Tuesday 20 September 2016

Working it out with a pencil...

Last Friday was assessment day, the day when my temporary charges are put through their paces and demonstrate what a pointless existence I lead. My job is made more dispiriting by the lack of consistency in the education and training leading up to this point, the candidates having arrived via a variety of routes involving different timescales and a different succession of tutorial influences. It never fails to disappoint when, instead of eager, bright-eyed enthusiasts I meet jaded, confused and occasionally, slightly angry individuals.

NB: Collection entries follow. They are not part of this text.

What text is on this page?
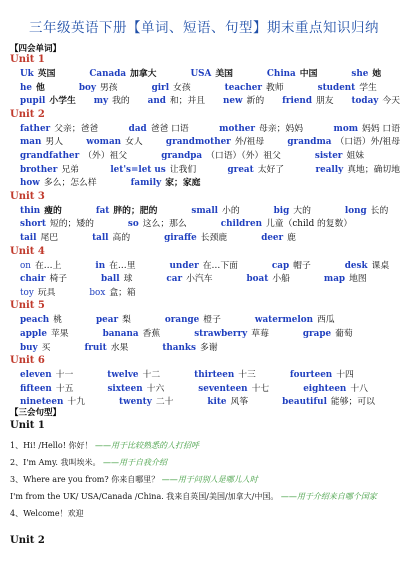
三年级英语下册【单词、短语、句型】期末重点知识归纳
【四会单词】
Unit 1
Uk 英国	Canada 加拿大	USA 美国	China 中国	she 她
he 他	boy 男孩	girl 女孩	teacher 教师	student 学生
pupil 小学生 my 我的 and 和；并且 new 新的 friend 朋友 today 今天
Unit 2
father 父亲；爸爸	dad 爸爸 口语	mother 母亲；妈妈	mom 妈妈 口语
man 男人	woman 女人	grandmother 外/祖母	grandma （口语）外/祖母
grandfather （外）祖父	grandpa （口语）（外）祖父	sister 姐妹
brother 兄弟	let's=let us 让我们	great 太好了	really 真地；确切地
how 多么；怎么样	family 家；家庭
Unit 3
thin 瘦的	fat 胖的；肥的	small 小的	big 大的	long 长的
short 短的；矮的	so 这么；那么	children 儿童（child 的复数）
tail 尾巴	tall 高的	giraffe 长颈鹿	deer 鹿
Unit 4
on 在…上	in 在…里	under 在…下面	cap 帽子	desk 课桌
chair 椅子	ball 球	car 小汽车	boat 小船	map 地图
toy 玩具	box 盒；箱
Unit 5
peach 桃	pear 梨	orange 橙子	watermelon 西瓜
apple 苹果	banana 香蕉	strawberry 草莓	grape 葡萄
buy 买	fruit 水果	thanks 多谢
Unit 6
eleven 十一	twelve 十二	thirteen 十三	fourteen 十四
fifteen 十五	sixteen 十六	seventeen 十七	eighteen 十八
nineteen 十九	twenty 二十	kite 风筝	beautiful 能够；可以
【三会句型】
Unit 1
1、Hi! /Hello! 你好！ ——用于比较熟悉的人打招呼
2、I'm Amy. 我叫埃米。 ——用于自我介绍
3、Where are you from? 你来自哪里？ ——用于问别人是哪儿人时
I'm from the UK/ USA/Canada /China. 我来自英国/美国/加拿大/中国。 ——用于介绍来自哪个国家
4、Welcome！欢迎
Unit 2
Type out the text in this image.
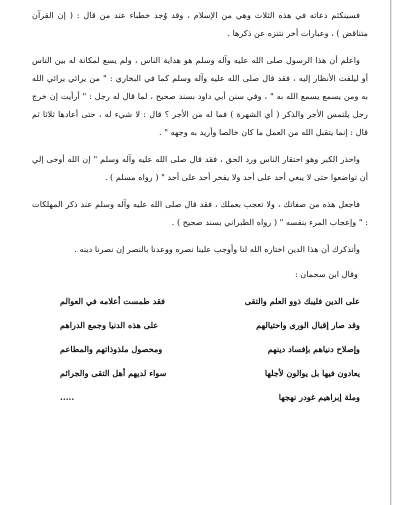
فسينكثم دعاته في هذه الثلاث وهي من الإسلام ، وقد وُجد خطباء عند من قال : ( إن القرآن متناقض ) ، وعبارات أخر نتنزه عن ذكرها .

واعلم أن هذا الرسول صلى الله عليه وآله وسلم هو هداية الناس ، ولم يسع لمكانة له بين الناس أو ليلفت الأنظار إليه ، فقد قال صلى الله عليه وآله وسلم كما في البخاري : " من يرائي يرائي الله به ومن يسمع يسمع الله به " ، وفي سنن أبي داود بسند صحيح ، لما قال له رجل : " أرأيت إن خرج رجل يلتمس الأجر والذكر ( أي الشهرة ) فما له من الأجر ؟ قال : لا شيء له ، حتى أعادها ثلاثا ثم قال : إنما يتقبل الله من العمل ما كان خالصا وأريد به وجهه " .

واحذر الكبر وهو احتقار الناس ورد الحق ، فقد قال صلى الله عليه وآله وسلم " إن الله أوحى إلي أن تواضعوا حتى لا يبغي أحد على أحد ولا يفخر أحد على أحد " ( رواه مسلم ) .

فاجعل هذه من صفاتك ، ولا تعجب بعملك ، فقد قال صلى الله عليه وآله وسلم عند ذكر المهلكات : " وإعجاب المرء بنفسه " ( رواه الطبراني بسند صحيح ) .

وأتذكرك أن هذا الدين اختاره الله لنا وأوجب علينا نصره ووعدنا بالنصر إن نصرنا دينه .

وقال ابن سحمان :

على الدين فليبك ذوو العلم والتقى
فقد طمست أعلامه في العوالم
وقد صار إقبال الورى واحتيالهم
على هذه الدنيا وجمع الدراهم
وإصلاح دنياهم بإفساد دينهم
ومحصول ملذوذاتهم والمطاعم
يعادون فيها بل يوالون لأجلها
سواء لديهم أهل التقى والجرائم
وملة إبراهيم غودر نهجها
.....
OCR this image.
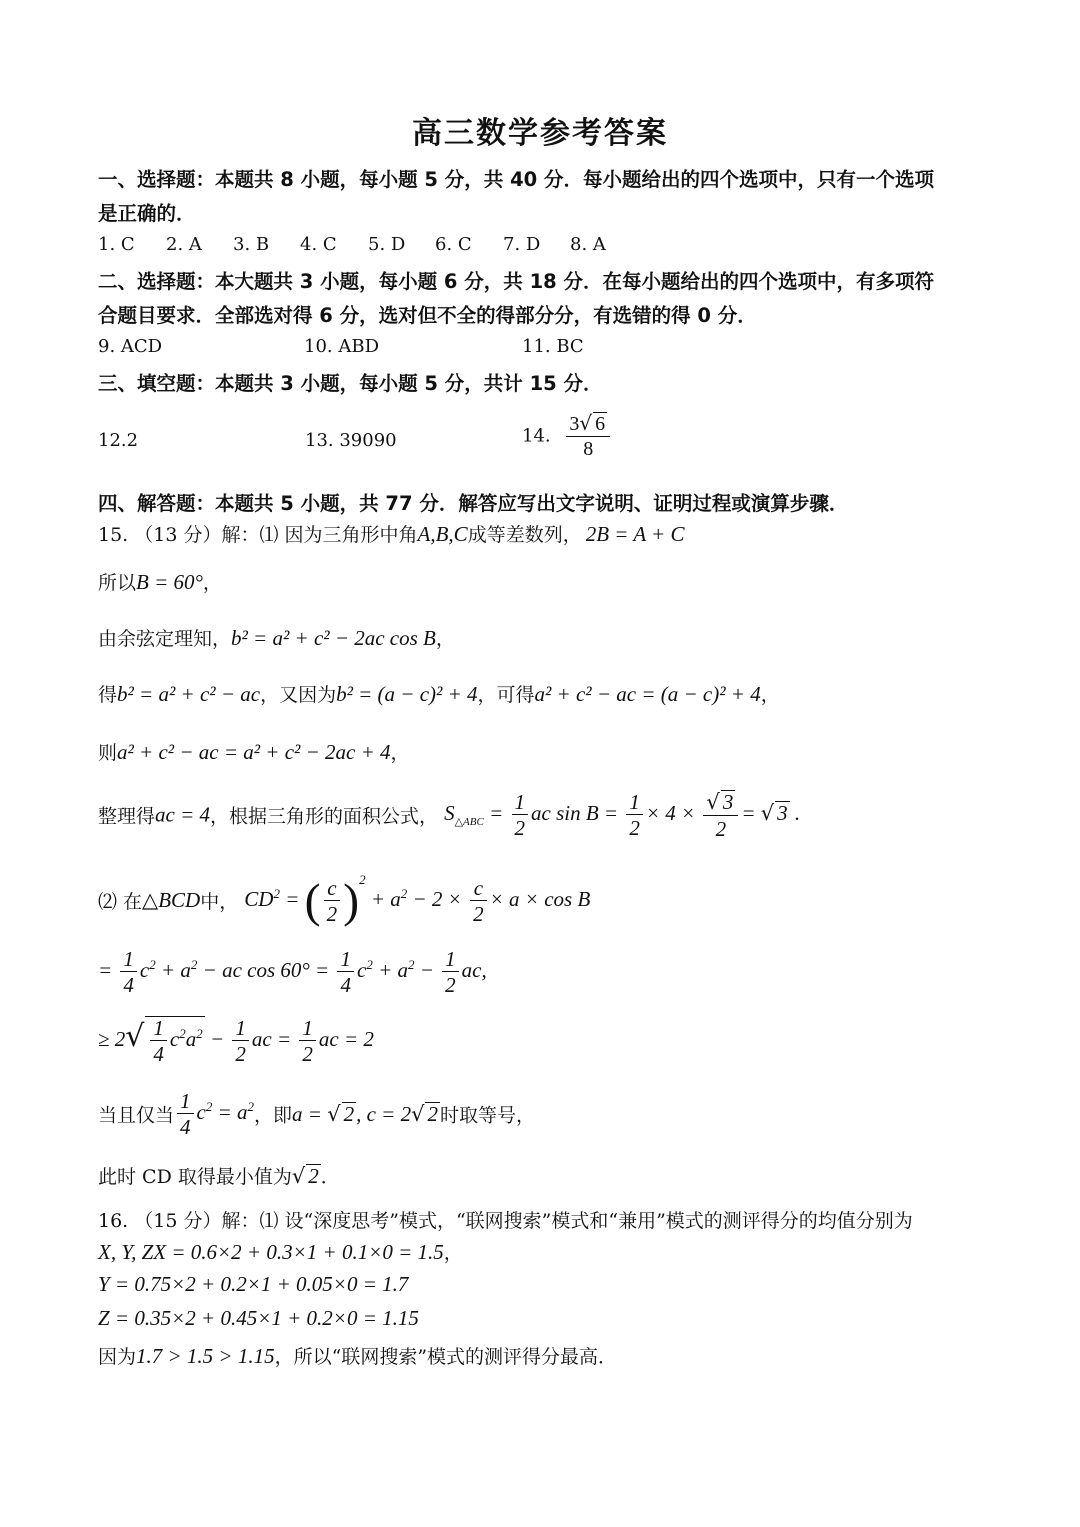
高三数学参考答案
一、选择题：本题共 8 小题，每小题 5 分，共 40 分．每小题给出的四个选项中，只有一个选项
是正确的．
1. C 2. A 3. B 4. C 5. D 6. C 7. D 8. A
二、选择题：本大题共 3 小题，每小题 6 分，共 18 分．在每小题给出的四个选项中，有多项符
合题目要求．全部选对得 6 分，选对但不全的得部分分，有选错的得 0 分．
9. ACD	10. ABD	11. BC
三、填空题：本题共 3 小题，每小题 5 分，共计 15 分．
12.2	13. 39090	14. $\frac{3√ 6}{8}$
四、解答题：本题共 5 小题，共 77 分．解答应写出文字说明、证明过程或演算步骤．
15. （13 分）解：⑴ 因为三角形中角A,B,C成等差数列， 2B = A + C
所以B = 60°，
由余弦定理知，b² = a² + c² − 2ac cos B，
得b² = a² + c² − ac，又因为b² = (a − c)² + 4，可得a² + c² − ac = (a − c)² + 4，
则a² + c² − ac = a² + c² − 2ac + 4，
整理得ac = 4，根据三角形的面积公式， $S_{\triangle ABC} = \frac{1}{2}$ ac $\sin B = \frac{1}{2} \times 4 \times \frac{√ 3}{2}$ = √ 3 .
⑵ 在△BCD中， $CD^2$ = ( $\frac{c}{2} )^2 + a^2 - 2 \times \frac{c}{2} \times a \times \cos B$
= $\frac{1}{4} c^2 + a^2$ − ac $\cos 60^\circ = \frac{1}{4} c^2 + a^2 - \frac{1}{2}$ ac,
≥ $2√ \frac{1}{4} c^2a^2 - \frac{1}{2}$ ac = $\frac{1}{2}$ ac = 2
当且仅当 $\frac{1}{4} c^2 = a^2$，即a = √ 2, c = 2√ 2 时取等号，
此时 CD 取得最小值为√ 2 ．
16. （15 分）解：⑴ 设“深度思考”模式，“联网搜索”模式和“兼用”模式的测评得分的均值分别为
X, Y, ZX = 0.6×2 + 0.3×1 + 0.1×0 = 1.5，
Y = 0.75×2 + 0.2×1 + 0.05×0 = 1.7
Z = 0.35×2 + 0.45×1 + 0.2×0 = 1.15
因为1.7 > 1.5 > 1.15，所以“联网搜索”模式的测评得分最高．
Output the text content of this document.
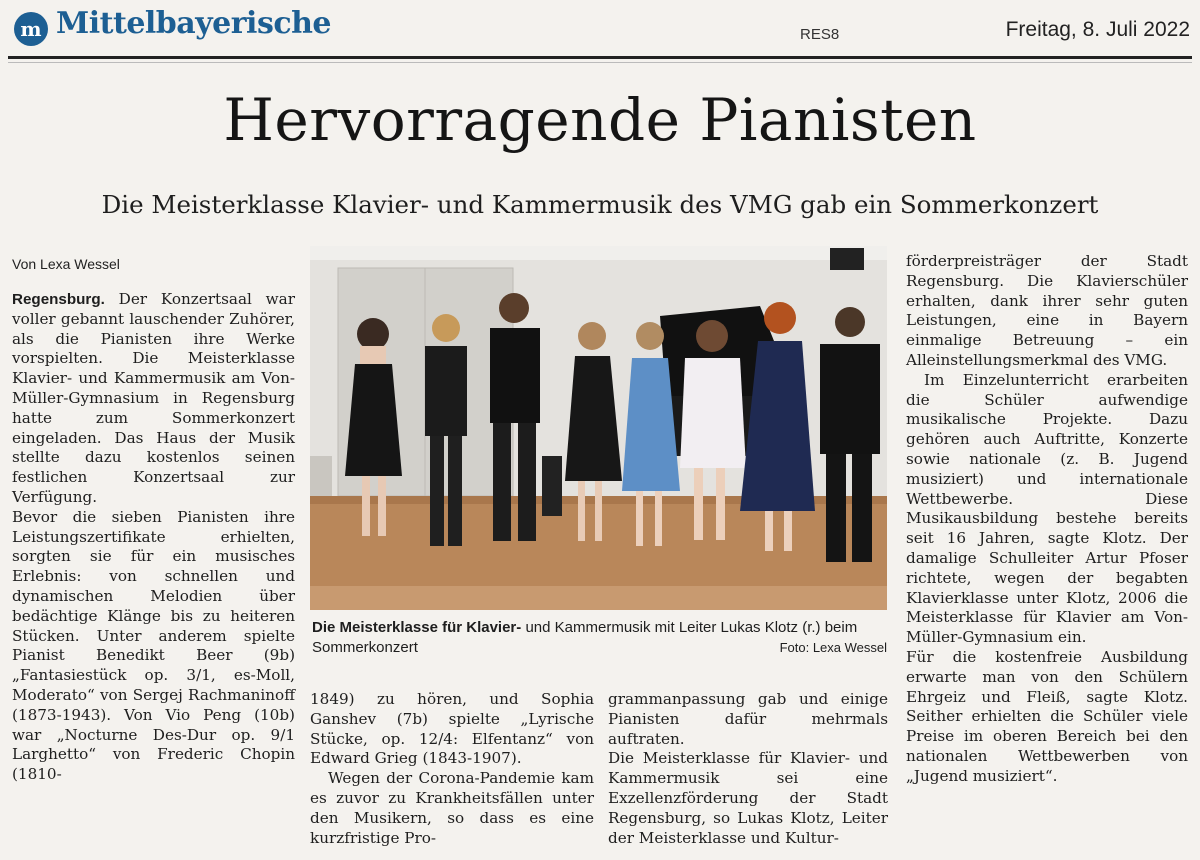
m Mittelbayerische	RES8	Freitag, 8. Juli 2022
Hervorragende Pianisten
Die Meisterklasse Klavier- und Kammermusik des VMG gab ein Sommerkonzert
Von Lexa Wessel

Regensburg. Der Konzertsaal war voller gebannt lauschender Zuhörer, als die Pianisten ihre Werke vorspielten. Die Meisterklasse Klavier- und Kammermusik am Von-Müller-Gymnasium in Regensburg hatte zum Sommerkonzert eingeladen. Das Haus der Musik stellte dazu kostenlos seinen festlichen Konzertsaal zur Verfügung.

Bevor die sieben Pianisten ihre Leistungszertifikate erhielten, sorgten sie für ein musisches Erlebnis: von schnellen und dynamischen Melodien über bedächtige Klänge bis zu heiteren Stücken. Unter anderem spielte Pianist Benedikt Beer (9b) „Fantasiestück op. 3/1, es-Moll, Moderato“ von Sergej Rachmaninoff (1873-1943). Von Vio Peng (10b) war „Nocturne Des-Dur op. 9/1 Larghetto“ von Frederic Chopin (1810-

Die Meisterklasse für Klavier- und Kammermusik mit Leiter Lukas Klotz (r.) beim Sommerkonzert	Foto: Lexa Wessel

1849) zu hören, und Sophia Ganshev (7b) spielte „Lyrische Stücke, op. 12/4: Elfentanz“ von Edward Grieg (1843-1907).

Wegen der Corona-Pandemie kam es zuvor zu Krankheitsfällen unter den Musikern, so dass es eine kurzfristige Pro-

grammanpassung gab und einige Pianisten dafür mehrmals auftraten.

Die Meisterklasse für Klavier- und Kammermusik sei eine Exzellenzförderung der Stadt Regensburg, so Lukas Klotz, Leiter der Meisterklasse und Kultur-

förderpreisträger der Stadt Regensburg. Die Klavierschüler erhalten, dank ihrer sehr guten Leistungen, eine in Bayern einmalige Betreuung – ein Alleinstellungsmerkmal des VMG.

Im Einzelunterricht erarbeiten die Schüler aufwendige musikalische Projekte. Dazu gehören auch Auftritte, Konzerte sowie nationale (z. B. Jugend musiziert) und internationale Wettbewerbe. Diese Musikausbildung bestehe bereits seit 16 Jahren, sagte Klotz. Der damalige Schulleiter Artur Pfoser richtete, wegen der begabten Klavierklasse unter Klotz, 2006 die Meisterklasse für Klavier am Von-Müller-Gymnasium ein.

Für die kostenfreie Ausbildung erwarte man von den Schülern Ehrgeiz und Fleiß, sagte Klotz. Seither erhielten die Schüler viele Preise im oberen Bereich bei den nationalen Wettbewerben von „Jugend musiziert“.
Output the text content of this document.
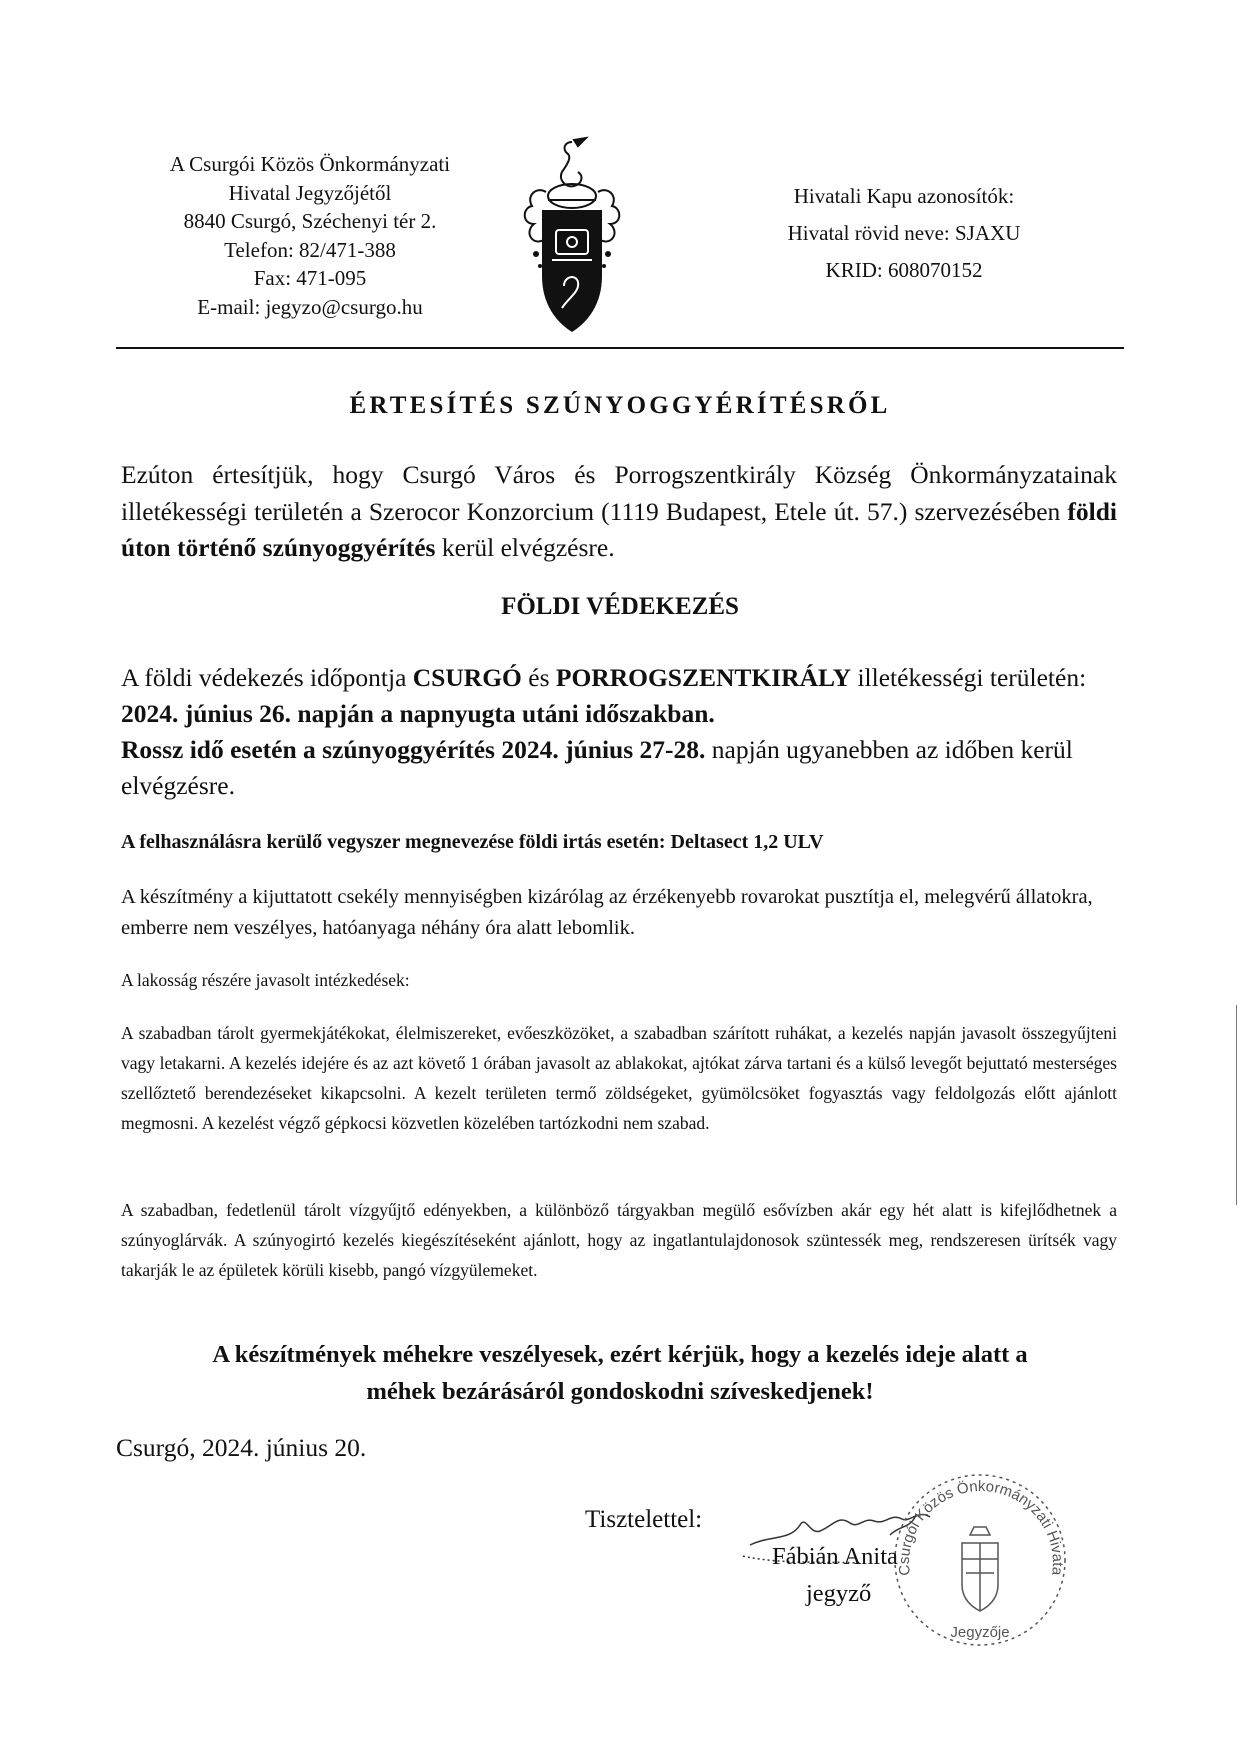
A Csurgói Közös Önkormányzati
Hivatal Jegyzőjétől
8840 Csurgó, Széchenyi tér 2.
Telefon: 82/471-388
Fax: 471-095
E-mail: jegyzo@csurgo.hu
Hivatali Kapu azonosítók:
Hivatal rövid neve: SJAXU
KRID: 608070152
ÉRTESÍTÉS SZÚNYOGGYÉRÍTÉSRŐL
Ezúton értesítjük, hogy Csurgó Város és Porrogszentkirály Község Önkormányzatainak illetékességi területén a Szerocor Konzorcium (1119 Budapest, Etele út. 57.) szervezésében földi úton történő szúnyoggyérítés kerül elvégzésre.
FÖLDI VÉDEKEZÉS
A földi védekezés időpontja CSURGÓ és PORROGSZENTKIRÁLY illetékességi területén: 2024. június 26. napján a napnyugta utáni időszakban.
Rossz idő esetén a szúnyoggyérítés 2024. június 27-28. napján ugyanebben az időben kerül elvégzésre.
A felhasználásra kerülő vegyszer megnevezése földi irtás esetén: Deltasect 1,2 ULV
A készítmény a kijuttatott csekély mennyiségben kizárólag az érzékenyebb rovarokat pusztítja el, melegvérű állatokra, emberre nem veszélyes, hatóanyaga néhány óra alatt lebomlik.
A lakosság részére javasolt intézkedések:
A szabadban tárolt gyermekjátékokat, élelmiszereket, evőeszközöket, a szabadban szárított ruhákat, a kezelés napján javasolt összegyűjteni vagy letakarni. A kezelés idejére és az azt követő 1 órában javasolt az ablakokat, ajtókat zárva tartani és a külső levegőt bejuttató mesterséges szellőztető berendezéseket kikapcsolni. A kezelt területen termő zöldségeket, gyümölcsöket fogyasztás vagy feldolgozás előtt ajánlott megmosni. A kezelést végző gépkocsi közvetlen közelében tartózkodni nem szabad.
A szabadban, fedetlenül tárolt vízgyűjtő edényekben, a különböző tárgyakban megülő esővízben akár egy hét alatt is kifejlődhetnek a szúnyoglárvák. A szúnyogirtó kezelés kiegészítéseként ajánlott, hogy az ingatlantulajdonosok szüntessék meg, rendszeresen ürítsék vagy takarják le az épületek körüli kisebb, pangó vízgyülemeket.
A készítmények méhekre veszélyesek, ezért kérjük, hogy a kezelés ideje alatt a
méhek bezárásáról gondoskodni szíveskedjenek!
Csurgó, 2024. június 20.
Tisztelettel:
Csurgói Közös Önkormányzati Hivata
Jegyzője
Fábián Anita
jegyző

By the time I get to meet them they ought to be more of a team – and to be fair some groups very much are – making my job one of applying polish and finesse. Instead I sometimes feel I have to spend far too much time correcting and biting my tongue. As my tongue dislikes being bitten, this inevitably results in the deployment of good old-fashioned sarcasm which, while some may consider it the lowest form of wit, invariably results in hilarity... at least for me, which is the important bit.

The main thing I notice is a lack of an ability to learn, unless you count being led every step of the way as learning. Where is the desire, the hunger, the willingness to go beyond ‘being taught’? Is this the product of our school system today, or has it always been like this? The notion of learning principles and then adapting those principles to practical circumstances is an alien concept to some, who want to reduce everything to a lengthy set of ‘how-to’ instructions, rather than hold a much simpler methodology in memory.

Imagine a recipe which, instead of instructing: “Cream the butter and the sugar together until pale, beat in the eggs, then fold in the flour...” went more like this. “Get the butter from the top left hand shelf of the fridge and put it on the counter. Then wait for it to warm up. Twenty minutes should be enough. Now get a bowl. You need one that holds at least two litres; it should have the volume printed on the bottom. Put it next to the butter with the open side upwards – if you are right-handed, have the bowl on the left of where the butter is waiting, or, if you are left-handed put the bowl to the right of the butter. Now unwrap the butter by unfolding the wrapping paper, one flap at a time and put half of it in the bowl. Not the wrapper, the butter. Use a knife to cut it in half. Consult this diagram if you are not sure what ‘half’ means...

You get the picture... or do you need a diagram? For far too long the UK has been pursuing a child-centred education when what we need is a work-centred education. Even just a turning-out-useful-people-centred education system would be a step in the right direction. People say the idea of selection and discipline is turning the clock back but at least the kids half a century ago actually learned things, real things, things they remember to this day. When – as I did on Friday – you see a twenty-something using the calculator on his phone to work out an approximate value for (0.42 + 0.44) ÷ 4 you can’t help but feel that sparing the rod did indeed spoil the child.

Perfect, little, square, socialist sausages...

But help is at hand, in the guise of Labour’s latest back-to-the-future (if you’re in 1923) initiative. Momentum want to set up a ‘children’s wing’ so that they can infiltrate the minds educate infants in how the evil capitalists want to eat them all world of politics works by “increasing children’s involvement in Momentum and the labour movement by promoting political activity that is fun, engaging and child-friendly”. Not brainwashing at all. On the good side, I’m guessing, I soon won’t have to worry about my candidates needing a calculator for simple sums... they won’t even know how to use a calculator.